Inflation, Rising Claim Costs, Riskier Business Reasons Cited for Rate Increases in A&E Market: Survey

Architects and engineers professional liability insurers report concerns about the persistent effects of inflation on claim expenses, uncertainty about the U.S. economy, higher risk project types and professional design disciplines, as well as new exposures from artificial intelligence (AI), according to a recent industry survey by specialty broker Ames & Gough.
The survey, which polled 17 insurance companies that represent a significant percentage of the overall marketplace providing professional liability insurance to architects and engineers in the U.S., revealed that most insurers plan to raise rates this year.
According to the survey, 71% of A&E insurers are planning rate increases in 2025, 24% plan to keep rates flat, and only one insurer expects to reduce rates. Among the insurers raising rates, all but one are planning modest increases (up to 5%), with the other planning a rate increase of 6-10%.
Of the insurers surveyed, 53% experienced higher claim severity in 2024 compared with 41% the prior year. Meanwhile, only 12% reported lower claim severity year-over-year.
Even with overall inflation reportedly easing in 2024, most (83%) insurers cited inflation as having an impact on their decision to raise rates. Higher costs for construction materials, supplies, and labor was cited as leading to higher damages and settlements. But most insurers pointed to social inflation, particularly jury awards and litigation trends, as contributing to higher claim payouts as well. One insurer estimated claim costs are rising 3-5% annually.
Nearly all insurers surveyed reported paying multi-million-dollar claims in 2024, with 82% paying a claim between $1 million and $4.9 million, and one insurer reported paying a claim of $5 million or more; that claim exceeded $20 million.
When asked to rank the top three disciplines for claim severity, 70% of the insurers surveyed cited structural engineering; the same percentage identified architecture, followed by civil engineering (59%).
Although the insurers surveyed reported no change in the availability of professional liability limits, some now appear willing to offer more capacity. This year, 53% indicated they can provide limits exceeding $5 million (up from 40% in 2024). In addition, 29% indicated they can offer limits of up to $10 million; 6%, up to $15 million; 6%, up to $20 million; and 12%, $25 million or above.

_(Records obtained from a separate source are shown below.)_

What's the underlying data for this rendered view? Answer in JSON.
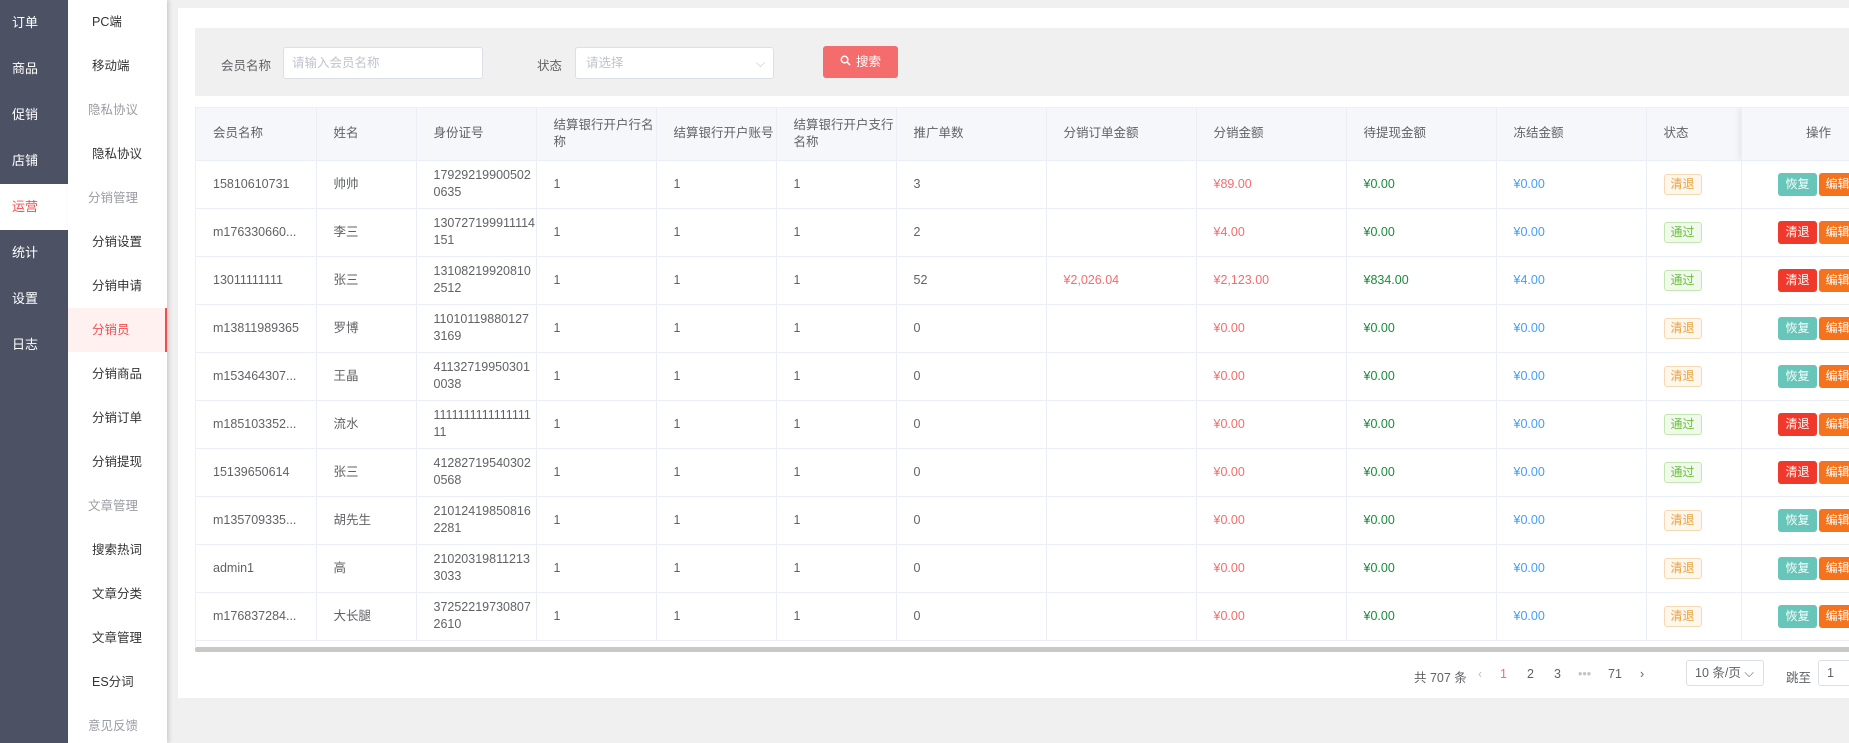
{
  "nav_primary": [
    "订单",
    "商品",
    "促销",
    "店铺",
    "运营",
    "统计",
    "设置",
    "日志"
  ],
  "nav_primary_active": 4,
  "nav_secondary": [
    {
      "label": "PC端",
      "type": "link"
    },
    {
      "label": "移动端",
      "type": "link"
    },
    {
      "label": "隐私协议",
      "type": "group"
    },
    {
      "label": "隐私协议",
      "type": "link"
    },
    {
      "label": "分销管理",
      "type": "group"
    },
    {
      "label": "分销设置",
      "type": "link"
    },
    {
      "label": "分销申请",
      "type": "link"
    },
    {
      "label": "分销员",
      "type": "link",
      "active": true
    },
    {
      "label": "分销商品",
      "type": "link"
    },
    {
      "label": "分销订单",
      "type": "link"
    },
    {
      "label": "分销提现",
      "type": "link"
    },
    {
      "label": "文章管理",
      "type": "group"
    },
    {
      "label": "搜索热词",
      "type": "link"
    },
    {
      "label": "文章分类",
      "type": "link"
    },
    {
      "label": "文章管理",
      "type": "link"
    },
    {
      "label": "ES分词",
      "type": "link"
    },
    {
      "label": "意见反馈",
      "type": "group"
    }
  ],
  "search": {
    "member_label": "会员名称",
    "member_placeholder": "请输入会员名称",
    "status_label": "状态",
    "status_placeholder": "请选择",
    "button": "搜索"
  },
  "table": {
    "headers": [
      "会员名称",
      "姓名",
      "身份证号",
      "结算银行开户行名称",
      "结算银行开户账号",
      "结算银行开户支行名称",
      "推广单数",
      "分销订单金额",
      "分销金额",
      "待提现金额",
      "冻结金额",
      "状态",
      "操作"
    ],
    "rows": [
      {
        "member": "15810610731",
        "name": "帅帅",
        "id": "179292199005020635",
        "bank": "1",
        "account": "1",
        "branch": "1",
        "orders": "3",
        "order_amt": "",
        "dist_amt": "¥89.00",
        "pending": "¥0.00",
        "frozen": "¥0.00",
        "status": "清退",
        "status_type": "clear",
        "action1": "恢复",
        "action1_type": "restore",
        "action2": "编辑"
      },
      {
        "member": "m176330660...",
        "name": "李三",
        "id": "130727199911114151",
        "bank": "1",
        "account": "1",
        "branch": "1",
        "orders": "2",
        "order_amt": "",
        "dist_amt": "¥4.00",
        "pending": "¥0.00",
        "frozen": "¥0.00",
        "status": "通过",
        "status_type": "pass",
        "action1": "清退",
        "action1_type": "clearbtn",
        "action2": "编辑"
      },
      {
        "member": "13011111111",
        "name": "张三",
        "id": "131082199208102512",
        "bank": "1",
        "account": "1",
        "branch": "1",
        "orders": "52",
        "order_amt": "¥2,026.04",
        "dist_amt": "¥2,123.00",
        "pending": "¥834.00",
        "frozen": "¥4.00",
        "status": "通过",
        "status_type": "pass",
        "action1": "清退",
        "action1_type": "clearbtn",
        "action2": "编辑"
      },
      {
        "member": "m13811989365",
        "name": "罗博",
        "id": "110101198801273169",
        "bank": "1",
        "account": "1",
        "branch": "1",
        "orders": "0",
        "order_amt": "",
        "dist_amt": "¥0.00",
        "pending": "¥0.00",
        "frozen": "¥0.00",
        "status": "清退",
        "status_type": "clear",
        "action1": "恢复",
        "action1_type": "restore",
        "action2": "编辑"
      },
      {
        "member": "m153464307...",
        "name": "王晶",
        "id": "411327199503010038",
        "bank": "1",
        "account": "1",
        "branch": "1",
        "orders": "0",
        "order_amt": "",
        "dist_amt": "¥0.00",
        "pending": "¥0.00",
        "frozen": "¥0.00",
        "status": "清退",
        "status_type": "clear",
        "action1": "恢复",
        "action1_type": "restore",
        "action2": "编辑"
      },
      {
        "member": "m185103352...",
        "name": "流水",
        "id": "111111111111111111",
        "bank": "1",
        "account": "1",
        "branch": "1",
        "orders": "0",
        "order_amt": "",
        "dist_amt": "¥0.00",
        "pending": "¥0.00",
        "frozen": "¥0.00",
        "status": "通过",
        "status_type": "pass",
        "action1": "清退",
        "action1_type": "clearbtn",
        "action2": "编辑"
      },
      {
        "member": "15139650614",
        "name": "张三",
        "id": "412827195403020568",
        "bank": "1",
        "account": "1",
        "branch": "1",
        "orders": "0",
        "order_amt": "",
        "dist_amt": "¥0.00",
        "pending": "¥0.00",
        "frozen": "¥0.00",
        "status": "通过",
        "status_type": "pass",
        "action1": "清退",
        "action1_type": "clearbtn",
        "action2": "编辑"
      },
      {
        "member": "m135709335...",
        "name": "胡先生",
        "id": "210124198508162281",
        "bank": "1",
        "account": "1",
        "branch": "1",
        "orders": "0",
        "order_amt": "",
        "dist_amt": "¥0.00",
        "pending": "¥0.00",
        "frozen": "¥0.00",
        "status": "清退",
        "status_type": "clear",
        "action1": "恢复",
        "action1_type": "restore",
        "action2": "编辑"
      },
      {
        "member": "admin1",
        "name": "高",
        "id": "210203198112133033",
        "bank": "1",
        "account": "1",
        "branch": "1",
        "orders": "0",
        "order_amt": "",
        "dist_amt": "¥0.00",
        "pending": "¥0.00",
        "frozen": "¥0.00",
        "status": "清退",
        "status_type": "clear",
        "action1": "恢复",
        "action1_type": "restore",
        "action2": "编辑"
      },
      {
        "member": "m176837284...",
        "name": "大长腿",
        "id": "372522197308072610",
        "bank": "1",
        "account": "1",
        "branch": "1",
        "orders": "0",
        "order_amt": "",
        "dist_amt": "¥0.00",
        "pending": "¥0.00",
        "frozen": "¥0.00",
        "status": "清退",
        "status_type": "clear",
        "action1": "恢复",
        "action1_type": "restore",
        "action2": "编辑"
      }
    ]
  },
  "pagination": {
    "total": "共 707 条",
    "pages": [
      "1",
      "2",
      "3",
      "71"
    ],
    "current": "1",
    "ellipsis": "•••",
    "page_size": "10 条/页",
    "jump_label": "跳至",
    "jump_value": "1"
  },
  "colors": {
    "accent": "#f14e4e",
    "nav_bg": "#4c5264",
    "pass": "#67c23a",
    "clear": "#e6a23c",
    "restore_btn": "#67c6b9",
    "clear_btn": "#f0392b",
    "edit_btn": "#f5731c"
  }
}
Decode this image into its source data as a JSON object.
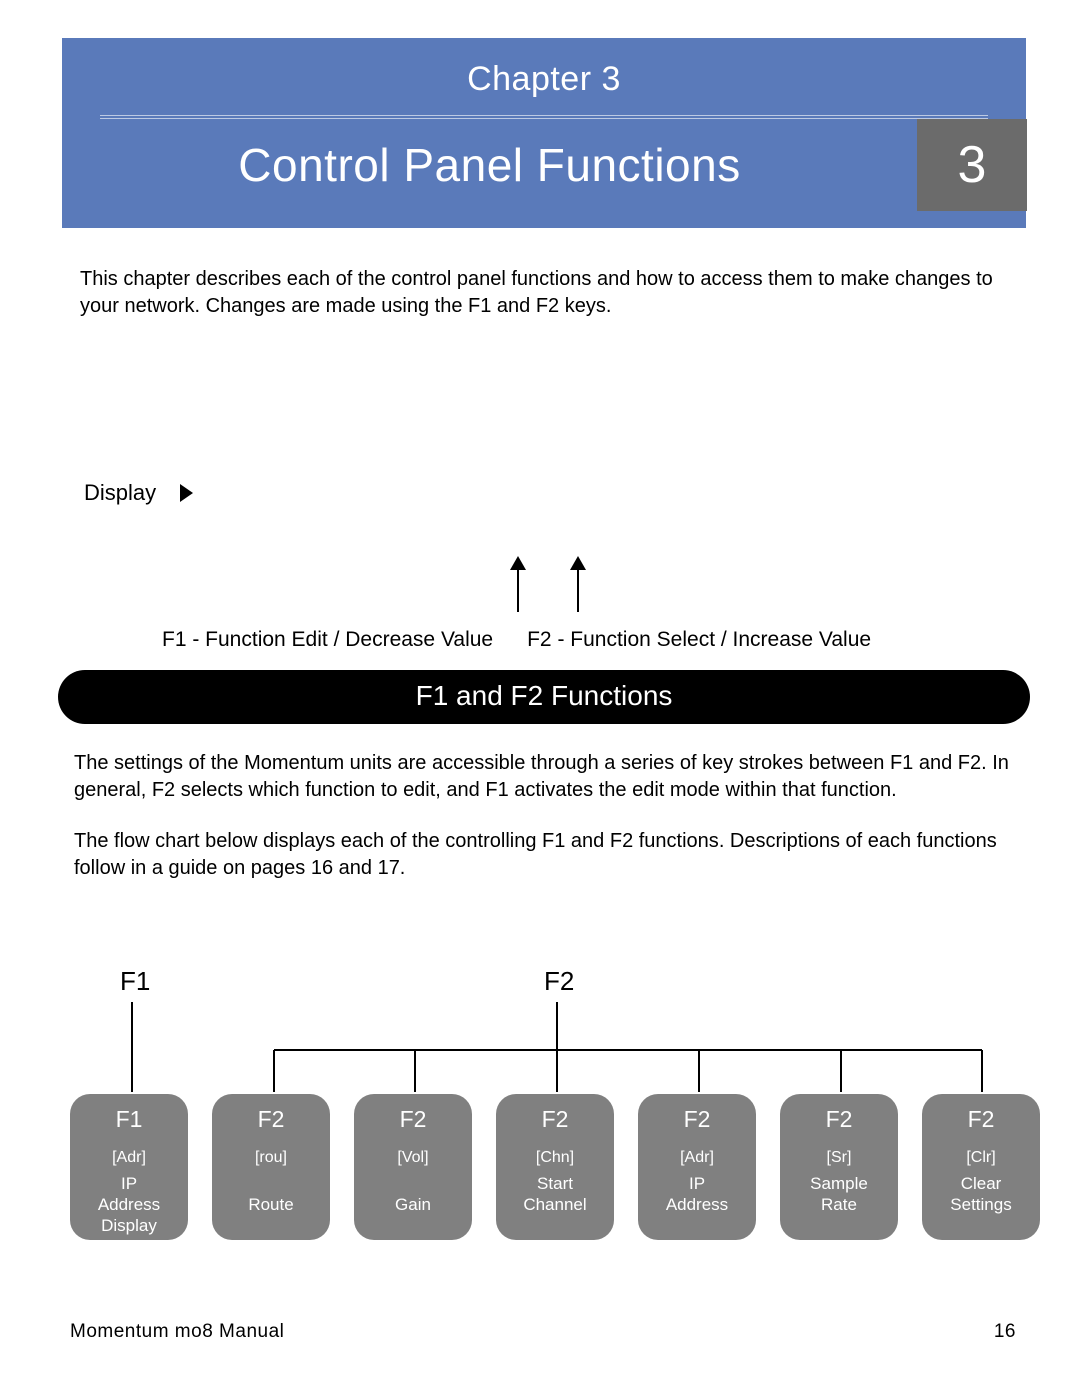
{
  "header": {
    "chapter_label": "Chapter 3",
    "title": "Control Panel Functions",
    "chapter_number": "3"
  },
  "intro": "This chapter describes each of the control panel functions and how to access them to make changes to your network. Changes are made using the F1 and F2 keys.",
  "display_label": "Display",
  "arrow_captions": {
    "f1": "F1 - Function Edit / Decrease Value",
    "f2": "F2 - Function Select / Increase Value"
  },
  "section_header": "F1 and F2 Functions",
  "para1": "The settings of the Momentum units are accessible through a series of key strokes between F1 and F2. In general, F2 selects which function to edit, and F1 activates the edit mode within that function.",
  "para2_a": "The flow chart below displays each of the controlling F1 and F2 ",
  "para2_b": "functions",
  "para2_c": ". Descriptions of each functions follow in a guide on pages 16 and 17.",
  "flow": {
    "top_f1": "F1",
    "top_f2": "F2",
    "boxes": [
      {
        "key": "F1",
        "code": "[Adr]",
        "desc": "IP\nAddress\nDisplay"
      },
      {
        "key": "F2",
        "code": "[rou]",
        "desc": "\nRoute"
      },
      {
        "key": "F2",
        "code": "[Vol]",
        "desc": "\nGain"
      },
      {
        "key": "F2",
        "code": "[Chn]",
        "desc": "Start\nChannel"
      },
      {
        "key": "F2",
        "code": "[Adr]",
        "desc": "IP\nAddress"
      },
      {
        "key": "F2",
        "code": "[Sr]",
        "desc": "Sample\nRate"
      },
      {
        "key": "F2",
        "code": "[Clr]",
        "desc": "Clear\nSettings"
      }
    ]
  },
  "footer": {
    "doc": "Momentum mo8 Manual",
    "page": "16"
  }
}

“Even though some insurers can offer higher limits, they still apply greater underwriting scrutiny to these requests,” said Jared Maxwell, vice president and partner, Ames & Gough and author of the survey. “When faced with these requirements, design firms should try negotiating with owners to ascertain that higher limits are warranted. If so, they might consider alternative structures, such as specific additional limits endorsements/project excess or try building layers with multiple insurers.”
This year, 67% of the insurers surveyed plan to target rate increases on accounts with adverse loss experience; 42% will target firms with what they consider higher-risk projects, such as condominiums and other residential construction, and infrastructure. Some 42% reported targeting higher-risk disciplines, including structural engineering, geotech, civil, and mechanical engineering.
One-third (33%) reported planning increases across their entire book of business.
Insurers also had concerns about the jump in merger and acquisition activity among design firms, noting the involvement of private equity firms may hasten the speed of the transactions and cause principals to overlook effective integration of risk management.
With more design firms integrating AI into their processes, 76% of the insurers surveyed indicated they are carefully monitoring these developments and their potential effects on claim activity. A potential scenario: A/E firms incorporating outdated or incorrect designs from internal AI libraries may be vulnerable to repetitive design errors and violations of technical standards or codes of conduct.